A destruction crew on Wednesday tore down the last of more than 1,000 tents and huts in a large swath of a makeshift migrant camp in the French port city of Calais, a job marked by fiery protests, an ongoing hunger strike and several arrests.

The prefecture, or state authority, which ordered the dismantling of the southern sector of the camp — a veritable village on 7.5 hectares (18.5 acres) of land — said workers guarded by police finished pulling down the flimsy dwellings at 2 p.m. Wednesday, less than three weeks after the job began.

Violence marked the start of the operation on Feb. 29 as riot police went after protesting migrants standing on the roofs of their huts or burning them before they were taken down. A group of protesting Iranian migrants sewed their mouths shut and went on a hunger strike.

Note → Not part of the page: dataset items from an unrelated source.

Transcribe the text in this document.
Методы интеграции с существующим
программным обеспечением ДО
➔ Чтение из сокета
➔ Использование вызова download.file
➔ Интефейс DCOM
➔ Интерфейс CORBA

Nearly 4,000 migrants — most hoping to sneak across the English Channel to Britain — live in the migrant camp. Authorities put the population of the southern sector at 1,000, but associations working there say it served as a temporary home to several thousand. The camp, which sprung up last April near a day center opened by authorities, quickly grew into a slum village with houses of worship, schools, shops and even a theater.

A court order forbids the state from dismantling such common areas and they have been left standing as lonely beacons of life in a field of mud.

Authorities have been encouraging the displaced to move into heated containers or tents on the northern rim of the camp — as 643 have done — or go to welcome centers around France. However, many have moved their sparse belongings to the northern sector.

There was widespread concern that the northern part, too, would soon come under the ax. Prefect Fabienne Buccio has said no more than 2,000 migrants can remain in Calais — the number of people the official dwellings can hold.